Category: Formulation and Quality
Purpose: The modification of tight junction between epithelial cells make it possible to investigate a permeation enhancer of therapeutic agents. The purpose of this study was to evaluate the biological activity of tight junction modulator co-administered with a fructose polymer on enhancing the nasal and duodenal administration of atenolol.
Methods: The permeability enhancing effect of the C-terminal modified fragment of Zonula occludens toxin (Phe-Cys-Ile-Gly-Arg-Leu-NH2) with/without levan of the fructose polymer on the transport of atenolol (2 mg/kg) in each intranasal and intra-duodenal administration examined after the following groups. i.e., atenolol alone, atenolol/levan (0.5%), atenolol/peptide (2.5mg/kg), atenolol/levan/peptide for the intranasal study and atenolol alone, atenolol/levan (0.5%), atenolol/levan/peptide (5mg/kg), atenolol/levan/peptide (10mg/kg) for the intra-duodenal study. In addition, atenolol alone, atenolol/peptide (10mg/kg), atenolol/peptide/levan (0.1%), atenolol/peptide/levan (0.5%) for the fructose polymer study were prepared and administered intra-duodenally to male SD rats (280-300g, n=3-5), respectively.

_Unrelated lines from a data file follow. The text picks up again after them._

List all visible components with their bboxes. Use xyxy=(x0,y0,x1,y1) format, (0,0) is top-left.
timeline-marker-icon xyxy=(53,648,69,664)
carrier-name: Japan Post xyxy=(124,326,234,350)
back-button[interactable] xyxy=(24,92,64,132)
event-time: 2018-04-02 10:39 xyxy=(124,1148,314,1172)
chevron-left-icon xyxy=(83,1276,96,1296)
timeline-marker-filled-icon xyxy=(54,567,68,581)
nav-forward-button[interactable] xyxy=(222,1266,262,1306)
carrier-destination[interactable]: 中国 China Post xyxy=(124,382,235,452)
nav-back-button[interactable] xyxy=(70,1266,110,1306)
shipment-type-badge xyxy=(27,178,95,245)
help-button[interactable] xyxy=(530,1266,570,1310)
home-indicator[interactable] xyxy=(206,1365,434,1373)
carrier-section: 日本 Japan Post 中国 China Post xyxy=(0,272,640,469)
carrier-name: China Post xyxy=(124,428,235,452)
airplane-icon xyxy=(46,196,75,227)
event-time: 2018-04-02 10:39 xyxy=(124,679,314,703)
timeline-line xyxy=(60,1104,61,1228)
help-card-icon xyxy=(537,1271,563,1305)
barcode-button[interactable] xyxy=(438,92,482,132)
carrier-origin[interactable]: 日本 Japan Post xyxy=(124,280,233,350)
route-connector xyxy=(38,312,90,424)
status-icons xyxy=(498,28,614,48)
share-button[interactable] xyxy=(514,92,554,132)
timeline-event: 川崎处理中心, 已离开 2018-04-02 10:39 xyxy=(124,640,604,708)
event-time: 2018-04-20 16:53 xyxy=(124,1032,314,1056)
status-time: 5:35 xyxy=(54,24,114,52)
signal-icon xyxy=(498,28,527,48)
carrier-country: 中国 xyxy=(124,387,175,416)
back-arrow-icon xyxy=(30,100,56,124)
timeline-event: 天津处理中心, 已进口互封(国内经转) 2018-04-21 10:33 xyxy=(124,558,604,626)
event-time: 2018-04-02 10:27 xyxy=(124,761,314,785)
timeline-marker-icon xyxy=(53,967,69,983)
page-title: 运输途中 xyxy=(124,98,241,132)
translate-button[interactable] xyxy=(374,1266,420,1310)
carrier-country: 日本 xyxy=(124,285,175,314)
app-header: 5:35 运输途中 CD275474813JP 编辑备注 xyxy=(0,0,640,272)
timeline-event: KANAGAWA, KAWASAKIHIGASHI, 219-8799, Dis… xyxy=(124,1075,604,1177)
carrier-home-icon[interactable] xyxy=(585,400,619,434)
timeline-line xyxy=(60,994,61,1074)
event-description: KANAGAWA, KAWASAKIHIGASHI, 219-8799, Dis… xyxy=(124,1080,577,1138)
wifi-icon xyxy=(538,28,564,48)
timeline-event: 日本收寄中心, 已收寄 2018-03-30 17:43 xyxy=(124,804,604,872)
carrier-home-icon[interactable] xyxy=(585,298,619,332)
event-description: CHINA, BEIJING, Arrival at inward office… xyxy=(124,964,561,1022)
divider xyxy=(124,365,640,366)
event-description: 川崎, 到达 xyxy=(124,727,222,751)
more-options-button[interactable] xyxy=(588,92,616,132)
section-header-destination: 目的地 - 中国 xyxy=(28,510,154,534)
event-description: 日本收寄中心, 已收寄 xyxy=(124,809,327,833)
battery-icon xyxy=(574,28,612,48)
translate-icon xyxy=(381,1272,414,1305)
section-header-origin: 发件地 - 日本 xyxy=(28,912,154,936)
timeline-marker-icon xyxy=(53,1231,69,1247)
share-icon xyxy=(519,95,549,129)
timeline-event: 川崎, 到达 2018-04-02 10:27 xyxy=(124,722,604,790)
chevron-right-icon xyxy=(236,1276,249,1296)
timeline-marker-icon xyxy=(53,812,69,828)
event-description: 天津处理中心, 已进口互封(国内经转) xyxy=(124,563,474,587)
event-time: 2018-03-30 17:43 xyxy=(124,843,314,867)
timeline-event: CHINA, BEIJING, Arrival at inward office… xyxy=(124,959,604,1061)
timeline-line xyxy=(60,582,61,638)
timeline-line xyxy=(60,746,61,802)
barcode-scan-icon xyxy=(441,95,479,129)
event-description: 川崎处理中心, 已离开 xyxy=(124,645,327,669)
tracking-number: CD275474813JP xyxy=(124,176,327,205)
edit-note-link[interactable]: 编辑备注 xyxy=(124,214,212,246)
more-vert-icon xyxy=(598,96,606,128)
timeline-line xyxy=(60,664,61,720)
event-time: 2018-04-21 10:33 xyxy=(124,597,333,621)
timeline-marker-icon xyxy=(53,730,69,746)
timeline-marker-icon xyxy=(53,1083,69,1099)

Results: The C-terminal modified peptide resulted in statistically significant improvement in permeation of atenolol compared to the control in both nasal and duodenal administration. Also, the permeability enhancing effect of the C-terminal modified peptide was significantly promoted by the fructose polymer, levan. The nasal administration of C-terminal modified peptide (2.5mg/kg) with levan led to 2.02-fold increase of AUC0–240min and 2.33-fold increase of Cmax of atenolol. There was a 2.19-fold (p< 0.01) increase in AUC0-240min and the Cmax was statistically increased by 2.49-fold (p< 0.05) after intra-duodenal administration of atenolol with C-terminal modified peptide (10mg/kg) and levan (0.5%). On the contrary, levan alone did not produce an improvement of atenolol permeation in both administrations.
Conclusion: The results showed the intensive effectiveness of C-terminal modified peptide as a permeation enhancer in the support of levan in enhancing intranasal and intra-duodenal permeation of atenolol. Thus, this tight junction modulated permeation enhancer with levan may allow the development of the mucosal drug delivery of low-bioavailability therapeutic agents when administered concurrently.